Friday, May 02, 2008
A sinkhole called Macaws' Hole
The two photos above were taken by Vanete Brambatti, a friend of mine who has just returned from the Bonito, Jardim and Guia Lopes da Fronteira Area of Mato Grosso do Sul State. The state is mostly known for being the place that houses the Southern Pantanal in Brazil in constrast to the Northern Pantanal in the State of Mato Grosso, whose capital is Cuiabá. The Capital of Mato Grosso do Sul is Campo Grande also called the Cidade Morena or the Brunette City. The photos shows the Macaw's Hole or Buraco das Araras in the area of influence of the Bodoquena Mountains. An area rich in pristine crystal-clear water, caves and underwater rivers. The Buraco das Araras or Macaws' Hole is a sinkhole - a hole in the surface topography caused by the removal of soil or bedrock, often both, by water causing cave roofs to fall. Sinkholes may vary in size from less than a meter to several hundred meters both in diameter and depth. This sinkhole in the Mato Grosso do Sul State is at least 65 meters wide. The nice thing about this sinkhole as the name denounces is the presence of macaws who come to the hole to sleep and also to nest. It brings to my mind the macaws of Peru that flock to a certain place in the area to lick clay. A friend of mine, a Colombian called Max Olderburg has told me that many in the area also lick the local clay iin order to get some important nutrients.
The reason for my posting this right now is very personal. I used to live and dream in the Pantanal area downstream from the Serra da Bodoquena Area. At the time one of my goal was to go to the Macaws's Hole and see how it realy was. I never made to the hole for two reasons: it was hard to get to and secondly it was dangerous.
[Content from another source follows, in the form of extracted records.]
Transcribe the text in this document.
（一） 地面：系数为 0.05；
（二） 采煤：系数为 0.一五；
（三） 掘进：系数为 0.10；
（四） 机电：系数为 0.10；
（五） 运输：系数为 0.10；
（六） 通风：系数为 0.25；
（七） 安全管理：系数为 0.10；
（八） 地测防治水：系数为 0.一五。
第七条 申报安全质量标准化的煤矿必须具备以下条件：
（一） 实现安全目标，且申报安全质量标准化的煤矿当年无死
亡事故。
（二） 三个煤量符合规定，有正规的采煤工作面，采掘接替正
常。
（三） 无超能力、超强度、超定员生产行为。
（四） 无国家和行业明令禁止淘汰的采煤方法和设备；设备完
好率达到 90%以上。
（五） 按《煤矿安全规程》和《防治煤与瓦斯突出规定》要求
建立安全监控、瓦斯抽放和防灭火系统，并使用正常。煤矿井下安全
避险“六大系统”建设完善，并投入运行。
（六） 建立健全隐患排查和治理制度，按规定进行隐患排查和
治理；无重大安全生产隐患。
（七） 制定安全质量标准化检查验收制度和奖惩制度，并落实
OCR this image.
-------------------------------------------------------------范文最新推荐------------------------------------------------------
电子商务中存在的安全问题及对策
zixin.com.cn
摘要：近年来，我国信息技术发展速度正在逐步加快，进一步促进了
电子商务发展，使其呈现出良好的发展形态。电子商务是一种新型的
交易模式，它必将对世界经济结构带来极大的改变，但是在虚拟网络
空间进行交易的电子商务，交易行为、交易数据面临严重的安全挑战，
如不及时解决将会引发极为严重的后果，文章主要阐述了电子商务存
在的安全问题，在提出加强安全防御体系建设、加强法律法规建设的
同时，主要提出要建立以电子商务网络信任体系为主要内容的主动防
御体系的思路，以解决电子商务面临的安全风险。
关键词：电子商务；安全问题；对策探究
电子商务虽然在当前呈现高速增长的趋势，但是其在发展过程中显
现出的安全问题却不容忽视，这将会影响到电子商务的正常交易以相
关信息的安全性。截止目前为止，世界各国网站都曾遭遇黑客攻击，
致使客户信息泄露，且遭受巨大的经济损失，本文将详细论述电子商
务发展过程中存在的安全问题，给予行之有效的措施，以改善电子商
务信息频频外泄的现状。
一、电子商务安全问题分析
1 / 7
The hole was a place where gunmen and killers dumped bodies of victims in the old Far Western-Style colonization days. Today the area is an organized tourism destination out of Bonito and even rappelling has been kept to discret second place. Visitors are kept in small numbers - not over nine persons per time. Guides told Vanete Brambatti and son Arturo that in the beginning, rappellers were attracting small clouds that sent the macaws flying away for shelter. But where to find shelter in this world of ours? Fortunately the macauwas are back as the photo shows. If there is place left in the world that still might ressurect the desire to to go somewhere, this place is the Sinkholes of Macaws in the (Southern) Mato Grosso do Sul State of Brazil.